Industry picks over Doyenz's UK cloud disaster
Cloud watchers share their thoughts on why they think the US vendor has pulled the plug on its UK cloud.
Industry watchers have savaged US cloud backup provider Doyenz for not giving users enough notice about closing down its UK service.
As revealed by IT Pro yesterday, the SMB-focused firm is switching off its rCloud disaster recovery service in the UK tomorrow and has given users until the end of the month to retrieve their data.
The firm, who launched in the UK around nine months ago, is understood to have broken the news to its customers and reseller partners earlier this week.
I suspect they have not done as well as they'd hoped as quickly as they wanted.

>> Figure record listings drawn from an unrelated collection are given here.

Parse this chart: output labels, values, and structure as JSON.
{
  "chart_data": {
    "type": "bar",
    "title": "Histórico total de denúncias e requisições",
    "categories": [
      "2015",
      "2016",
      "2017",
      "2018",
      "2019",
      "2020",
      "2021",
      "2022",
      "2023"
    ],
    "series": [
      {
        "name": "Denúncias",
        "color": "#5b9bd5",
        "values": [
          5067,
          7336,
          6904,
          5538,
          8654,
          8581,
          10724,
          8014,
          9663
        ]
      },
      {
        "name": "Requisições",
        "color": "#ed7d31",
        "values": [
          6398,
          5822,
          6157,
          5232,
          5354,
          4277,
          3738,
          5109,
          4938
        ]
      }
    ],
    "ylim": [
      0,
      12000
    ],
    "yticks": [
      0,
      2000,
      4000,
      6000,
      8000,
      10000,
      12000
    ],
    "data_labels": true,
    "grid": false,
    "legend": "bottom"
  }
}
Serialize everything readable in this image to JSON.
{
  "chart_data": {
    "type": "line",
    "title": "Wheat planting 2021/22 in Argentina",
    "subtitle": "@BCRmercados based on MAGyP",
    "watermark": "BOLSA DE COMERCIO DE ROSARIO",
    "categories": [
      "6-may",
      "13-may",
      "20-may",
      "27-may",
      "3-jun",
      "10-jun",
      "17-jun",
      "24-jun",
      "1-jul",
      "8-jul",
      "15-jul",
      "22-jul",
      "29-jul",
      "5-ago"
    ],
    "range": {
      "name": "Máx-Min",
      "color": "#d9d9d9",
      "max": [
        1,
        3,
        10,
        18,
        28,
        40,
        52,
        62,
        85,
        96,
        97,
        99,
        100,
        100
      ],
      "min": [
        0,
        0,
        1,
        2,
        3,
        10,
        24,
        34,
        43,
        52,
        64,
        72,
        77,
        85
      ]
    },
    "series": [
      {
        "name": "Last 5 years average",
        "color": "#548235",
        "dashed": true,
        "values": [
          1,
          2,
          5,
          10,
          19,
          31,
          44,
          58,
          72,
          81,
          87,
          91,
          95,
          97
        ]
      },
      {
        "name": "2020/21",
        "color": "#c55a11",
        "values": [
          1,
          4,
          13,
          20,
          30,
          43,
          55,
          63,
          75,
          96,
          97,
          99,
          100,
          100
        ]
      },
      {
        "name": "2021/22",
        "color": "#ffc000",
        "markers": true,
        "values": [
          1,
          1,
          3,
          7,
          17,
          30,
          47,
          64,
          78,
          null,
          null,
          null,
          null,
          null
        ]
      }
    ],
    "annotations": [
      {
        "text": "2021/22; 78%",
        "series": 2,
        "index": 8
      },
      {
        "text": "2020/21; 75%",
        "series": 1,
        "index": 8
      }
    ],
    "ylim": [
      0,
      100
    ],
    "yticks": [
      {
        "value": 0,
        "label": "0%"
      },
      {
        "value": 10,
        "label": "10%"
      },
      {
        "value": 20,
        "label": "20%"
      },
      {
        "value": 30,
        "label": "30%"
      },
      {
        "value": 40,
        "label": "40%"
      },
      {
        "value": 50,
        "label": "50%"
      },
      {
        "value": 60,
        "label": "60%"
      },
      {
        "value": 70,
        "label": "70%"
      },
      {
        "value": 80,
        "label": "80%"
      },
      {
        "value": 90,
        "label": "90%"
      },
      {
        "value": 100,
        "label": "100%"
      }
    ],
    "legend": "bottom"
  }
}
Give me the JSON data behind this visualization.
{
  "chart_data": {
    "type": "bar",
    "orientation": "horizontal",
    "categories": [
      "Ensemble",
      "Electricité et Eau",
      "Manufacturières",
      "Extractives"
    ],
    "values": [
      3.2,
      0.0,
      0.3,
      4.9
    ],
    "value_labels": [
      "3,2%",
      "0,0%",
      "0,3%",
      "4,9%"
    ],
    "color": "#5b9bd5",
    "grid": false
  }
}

Last month, tech site Geek Wire reported that an unspecified number of the firm's US staff had been laid off.
At the time of writing, IT Pro had still not received an official statement from the firm to explain its actions, despite repeatedly requesting one.
However, industry sources have suggested to IT Pro the firm's decision to axe its UK service is because of investor pressure.
The company is backed by venture capitalists, and our source claim its backers have may have got impatient waiting for the firm to gain a foothold in the UK.
"Venture capitalists are notoriously impatient, so I suspect they have not reached the right size of customers in the UK and not done as well as they'd hoped as quickly as they wanted," said our source.
Doyenz operated a UK datacentre, but Clive Longbottom, service director at analyst firm Quocirca, said this may not have been enough to persuade firms to hand their data over to a US vendor.
"Even if the data is stored in the user's country, if the facility is owned and/or operated by a US company, the data may have to be opened up to US authorities, if they invoke the Patriot Act," Longbottom told IT Pro.
The SMB online backup market, where Doyenz was playing, is a highly competitive place, with many small firms opting to use Dropbox or Google Drive-type services, said Longbottom.
"Many SMBs have also had no formal approach to backup in the past, so why should they suddenly leap up and [adopt one] now," he added.
"They market needs educating [about why backup is important], and this requires more than just a US company putting a few banner ads around, hoping that having built the same mousetrap as everyone else the masses will beat a path to their door."